When choosing the right form for an M&A, a firm has to take the tax consequences, legal requirements, and the ability to attain the shareholder approval into consideration (Arzac 2005, 144). Ross et al. (2005, 797) classify the basis forms of acquisitions into three categories. First, two firms can either merge or consolidate. In a merger one firm absorbs into another and the acquiring firm, usually the bigger one, maintains its name and entity and the acquired firm ceases to exist. All the assets and liabilities of the target are transferred to the acquirer. A consolidation is otherwise the same except an entirely new firm is created and the legal existences of both the acquiring and the acquired firm’s come to an end.
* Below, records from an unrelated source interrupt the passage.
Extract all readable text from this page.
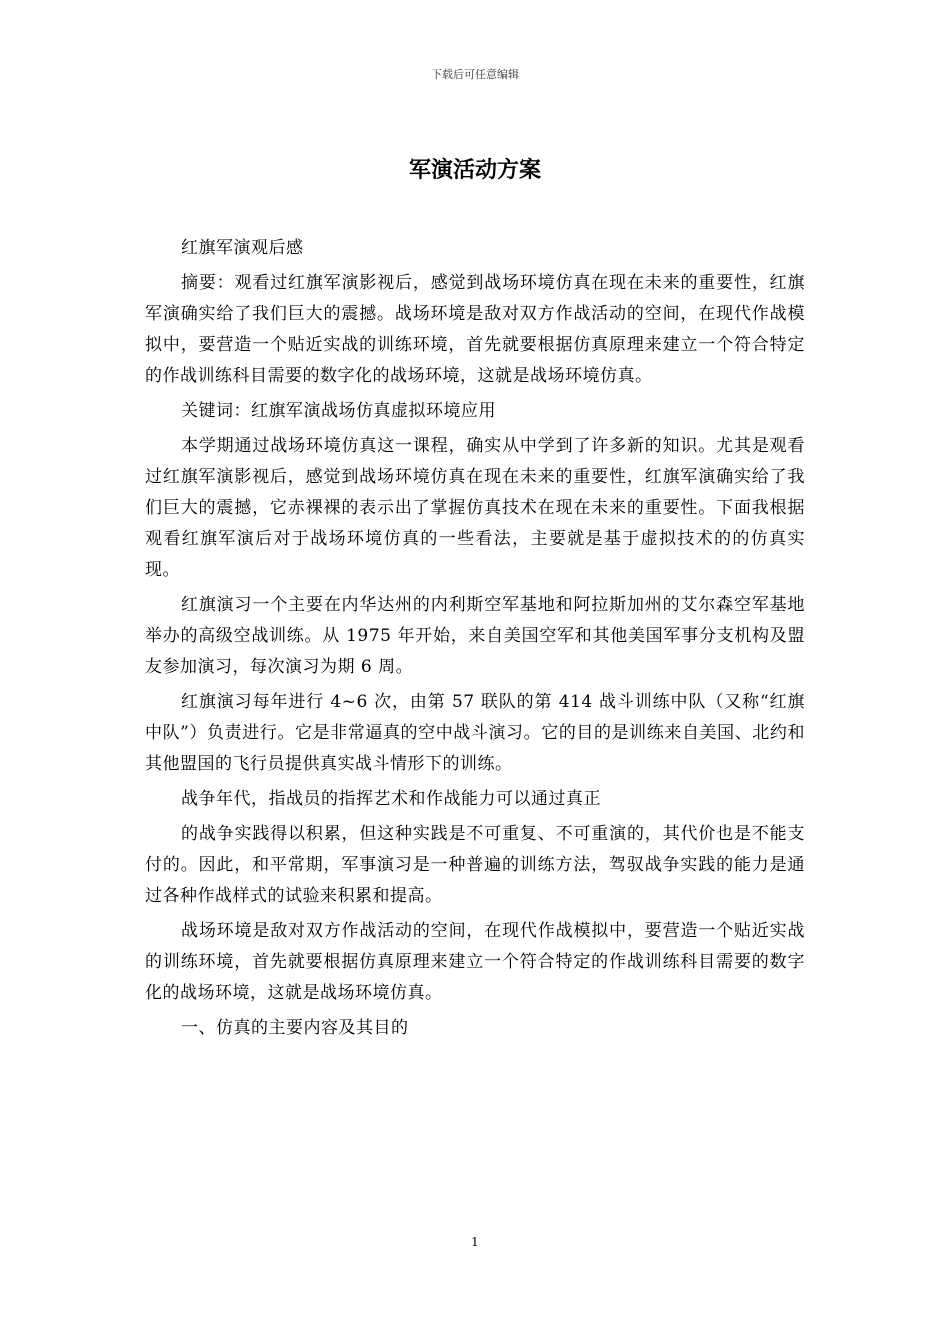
下载后可任意编辑
军演活动方案

红旗军演观后感

摘要：观看过红旗军演影视后，感觉到战场环境仿真在现在未来的重要性，红旗军演确实给了我们巨大的震撼。战场环境是敌对双方作战活动的空间，在现代作战模拟中，要营造一个贴近实战的训练环境，首先就要根据仿真原理来建立一个符合特定的作战训练科目需要的数字化的战场环境，这就是战场环境仿真。

关键词：红旗军演战场仿真虚拟环境应用

本学期通过战场环境仿真这一课程，确实从中学到了许多新的知识。尤其是观看过红旗军演影视后，感觉到战场环境仿真在现在未来的重要性，红旗军演确实给了我们巨大的震撼，它赤裸裸的表示出了掌握仿真技术在现在未来的重要性。下面我根据观看红旗军演后对于战场环境仿真的一些看法，主要就是基于虚拟技术的的仿真实现。

红旗演习一个主要在内华达州的内利斯空军基地和阿拉斯加州的艾尔森空军基地举办的高级空战训练。从 1975 年开始，来自美国空军和其他美国军事分支机构及盟友参加演习，每次演习为期 6 周。

红旗演习每年进行 4~6 次，由第 57 联队的第 414 战斗训练中队（又称“红旗中队”）负责进行。它是非常逼真的空中战斗演习。它的目的是训练来自美国、北约和其他盟国的飞行员提供真实战斗情形下的训练。

战争年代，指战员的指挥艺术和作战能力可以通过真正

的战争实践得以积累，但这种实践是不可重复、不可重演的，其代价也是不能支付的。因此，和平常期，军事演习是一种普遍的训练方法，驾驭战争实践的能力是通过各种作战样式的试验来积累和提高。

战场环境是敌对双方作战活动的空间，在现代作战模拟中，要营造一个贴近实战的训练环境，首先就要根据仿真原理来建立一个符合特定的作战训练科目需要的数字化的战场环境，这就是战场环境仿真。

一、仿真的主要内容及其目的

1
Arzac (2005, 144) further separates a forward merger (described above as a merger) and a triangular merger. The latter is a subsidiary merger where the target is merged into a subsidiary of the acquirer or a reverse subsidiary merger where the subsidiary of the acquirer is merged into the target. In triangular merger the acquirer creates a special subsidiary to merge with the target (Wasserstein 2000, 625).
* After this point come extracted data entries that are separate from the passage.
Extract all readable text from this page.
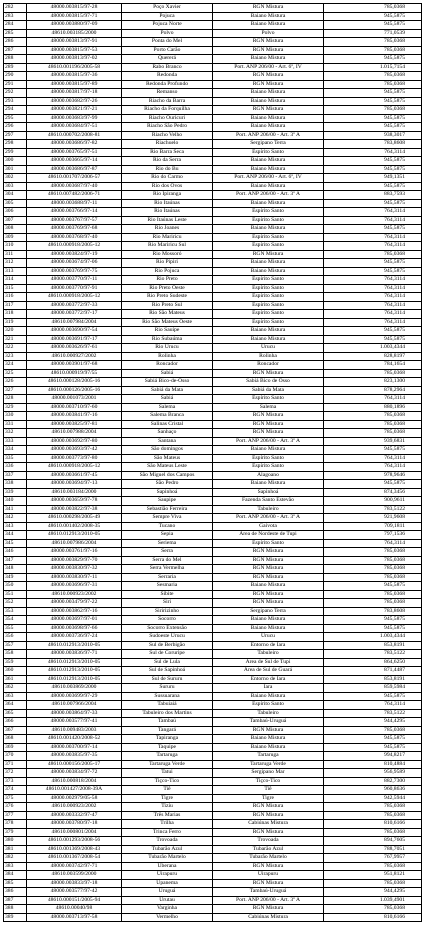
282	48000.003815/97-28	Poço Xavier	RGN Mistura	785,0368
283	48000.003815/97-71	Pojuca	Baiano Mistura	945,5875
284	48000.003880/97-09	Pojuca Norte	Baiano Mistura	945,5875
285	48610.003185/2000	Polvo	Polvo	771,0539
286	48000.003813/97-91	Ponta do Mel	RGN Mistura	785,0368
287	48000.003815/97-53	Porto Carão	RGN Mistura	785,0368
288	48000.003813/97-02	Quererá	Baiano Mistura	945,5875
289	48610.001196/2005-58	Rabo Branco	Port. ANP 206/00 - Art. 6º, IV	1.015,7154
290	48000.003815/97-36	Redonda	RGN Mistura	785,0368
291	48000.003815/97-89	Redonda Profundo	RGN Mistura	785,0368
292	48000.003817/97-18	Remanso	Baiano Mistura	945,5875
293	48000.003682/97-26	Riacho da Barra	Baiano Mistura	945,5875
294	48000.003821/97-21	Riacho da Forquilha	RGN Mistura	785,0368
295	48000.003683/97-99	Riacho Ouricuri	Baiano Mistura	945,5875
296	48000.003684/97-51	Riacho São Pedro	Baiano Mistura	945,5875
297	48610.000702/2008-81	Riacho Velho	Port. ANP 206/00 - Art. 3º A	938,3017
298	48000.003686/97-82	Riachuelo	Sergipano Terra	783,8608
299	48000.003765/97-51	Rio Barra Seca	Espírito Santo	764,3114
300	48000.003665/97-14	Rio da Serra	Baiano Mistura	945,5875
301	48000.003686/97-87	Rio do Bu	Baiano Mistura	945,5875
302	48610.001707/2006-57	Rio do Carmo	Port. ANP 206/00 - Art. 6º, IV	949,1351
303	48000.003687/97-40	Rio dos Ovos	Baiano Mistura	945,5875
304	48610.007482/2006-71	Rio Ipiranga	Port. ANP 206/00 - Art. 3º A	883,7593
305	48000.003688/97-11	Rio Itaúnas	Baiano Mistura	945,5875
306	48000.003766/97-14	Rio Itaúnas	Espírito Santo	764,3114
307	48000.003767/97-57	Rio Itaúnas Leste	Espírito Santo	764,3114
308	48000.003769/97-68	Rio Joanes	Baiano Mistura	945,5875
309	48000.003768/97-40	Rio Mariricu	Espírito Santo	764,3114
310	48610.000918/2005-12	Rio Mariricu Sul	Espírito Santo	764,3114
311	48000.003824/97-19	Rio Mossoró	RGN Mistura	785,0368
312	48000.003674/97-06	Rio Pipiri	Baiano Mistura	945,5875
313	48000.003769/97-75	Rio Pojuca	Baiano Mistura	945,5875
314	48000.003770/97-11	Rio Preto	Espírito Santo	764,3114
315	48000.003770/97-91	Rio Preto Oeste	Espírito Santo	764,3114
316	48610.000918/2005-12	Rio Preto Sudeste	Espírito Santo	764,3114
317	48000.003772/97-33	Rio Preto Sul	Espírito Santo	764,3114
318	48000.003772/97-17	Rio São Mateus	Espírito Santo	764,3114
319	48610.007984/2004	Rio São Mateus Oeste	Espírito Santo	764,3114
320	48000.003690/97-54	Rio Sauípe	Baiano Mistura	945,5875
321	48000.003691/97-17	Rio Subaúma	Baiano Mistura	945,5875
322	48000.003626/97-61	Rio Urucu	Urucu	1.003,4344
323	48610.000927/2002	Rolinha	Rolinha	828,8197
324	48000.003901/97-68	Roncador	Roncador	784,1654
325	48610.000919/97/55	Sabiá	RGN Mistura	785,0368
326	48610.000128/2005-16	Sabiá Bico-de-Osso	Sabiá Bico de Osso	823,1300
327	48610.000126/2005-16	Sabiá da Mata	Sabiá da Mata	878,2964
328	48000.001073/2001	Sabiá	Espírito Santo	764,3114
329	48000.003710/97-60	Salema	Salema	880,1896
330	48000.003841/97-16	Salema Branca	RGN Mistura	785,0368
331	48000.003825/97-81	Salinas Cristal	RGN Mistura	785,0368
332	48610.007988/2004	Sanhaço	RGN Mistura	785,0368
333	48000.003692/97-80	Santana	Port. ANP 206/00 - Art. 3º A	939,6831
334	48000.003693/97-42	São domingos	Baiano Mistura	945,5875
335	48000.003773/97-80	São Mateus	Espírito Santo	764,3114
336	48610.000918/2005-12	São Mateus Leste	Espírito Santo	764,3114
337	48000.003661/97-45	São Miguel dos Campos	Alagoano	978,9646
338	48000.003694/97-13	São Pedro	Baiano Mistura	945,5875
339	48610.003184/2000	Sapinhoá	Sapinhoá	874,3456
340	48000.003659/97-78	Saupipe	Fazenda Santo Estevão	900,9611
341	48000.003822/97-38	Sebastião Ferreira	Tabuleiro	783,5122
342	48610.000298/2005-49	Sempre Viva	Port. ANP 206/00 - Art. 3º A	921,9608
343	48610.001402/2008-35	Tucano	Gaivota	709,1811
344	48610.012913/2010-05	Sepia	Área de Nordeste de Tupi	797,1536
345	48610.007986/2004	Seriema	Espírito Santo	764,3114
346	48000.003761/97-16	Serra	RGN Mistura	785,0368
347	48000.003829/97-70	Serra do Mel	RGN Mistura	785,0368
348	48000.003830/97-32	Serra Vermelha	RGN Mistura	785,0368
349	48000.003830/97-11	Serraria	RGN Mistura	785,0368
350	48000.003696/97-31	Sesmaria	Baiano Mistura	945,5875
351	48610.000923/2002	Sibite	RGN Mistura	785,0368
352	48000.003479/97-22	Siri	RGN Mistura	785,0368
353	48000.003862/97-16	Siririzinho	Sergipano Terra	783,8608
354	48000.003697/97-01	Socorro	Baiano Mistura	945,5875
355	48000.003698/97-66	Socorro Extensão	Baiano Mistura	945,5875
356	48000.003736/97-24	Sudoeste Urucu	Urucu	1.003,4344
357	48610.012913/2010-05	Sul de Berbigão	Entorno de Iara	853,8191
358	48000.003836/97-71	Sul de Coruripe	Tabuleiro	783,5122
359	48610.012913/2010-05	Sul de Lula	Área de Sul de Tupi	864,6250
360	48610.012913/2010-05	Sul de Sapinhoá	Área de Sul de Guará	871,4487
361	48610.012913/2010-05	Sul de Sururu	Entorno de Iara	853,8191
362	48610.003869/2000	Sururu	Iara	859,5984
363	48000.003699/97-29	Sussuarana	Baiano Mistura	945,5875
364	48610.007966/2004	Tabuiaiá	Espírito Santo	764,3114
365	48000.003864/97-33	Tabuleiro dos Martins	Tabuleiro	783,5122
366	48000.003577/97-41	Tambaú	Tambaú-Uruguá	944,4295
367	48610.009483/2003	Tangará	RGN Mistura	785,0368
368	48610.001420/2008-52	Tapiranga	Baiano Mistura	945,5875
369	48000.003700/97-14	Taquipe	Baiano Mistura	945,5875
370	48000.003835/97-35	Tartaruga	Tartaruga	994,8217
371	48610.000156/2005-17	Tartaruga Verde	Tartaruga Verde	810,4884
372	48000.003834/97-72	Tatui	Sergipano Mar	956,9589
373	48610.000818/2004	Tiçco-Tico	Tiçco-Tico	882,7300
374	48610.001427/2008-39A	Tiê	Tiê	960,8636
375	48000.002979/05-58	Tigre	Tigre	942,5944
376	48610.000923/2002	Tizíu	RGN Mistura	785,0368
377	48000.003332/97-47	Três Marias	RGN Mistura	785,0368
378	48000.003780/97-18	Trilha	Cabiúnas Mistura	810,6166
379	48610.000801/2004	Trinca Ferro	RGN Mistura	785,0368
380	48610.001293/2008-56	Trovoada	Trovoada	894,7605
381	48610.001369/2008-43	Tubarão Azul	Tubarão Azul	788,7051
382	48610.001367/2008-54	Tubarão Martelo	Tubarão Martelo	767,9957
383	48000.003742/97-71	Uberana	RGN Mistura	785,0368
384	48610.003599/2000	Uirapuru	Uirapuru	951,8121
385	48000.003833/97-18	Upanema	RGN Mistura	785,0368
386	48000.003577/97-42	Uruguá	Tambaú-Uruguá	944,4295
387	48610.000151/2005-94	Urutau	Port. ANP 206/00 - Art. 3º A	1.039,4901
388	48610.00040/98	Varginha	RGN Mistura	785,0368
389	48000.003713/97-58	Vermelho	Cabiúnas Mistura	810,6166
Mergers and consolidations are legally straightforward and have a clear cost advantage compared to other forms of acquisitions. They are flexible, as the transfer of assets and liabilities can be done without complicated documentation and the shareholders of the target have appraisal rights giving them a right to demand the payment of a fair price for their shares, but, however, usually also unwieldy while the directors and in some cases also the shareholders of each company must accept the merger before legal validity.

The triangular merger can be used to smooth the process and eliminate the need for a shareholder vote, as well as to insulate the parent from the liabilities of the target. (Wasserstein 2000, 624-626)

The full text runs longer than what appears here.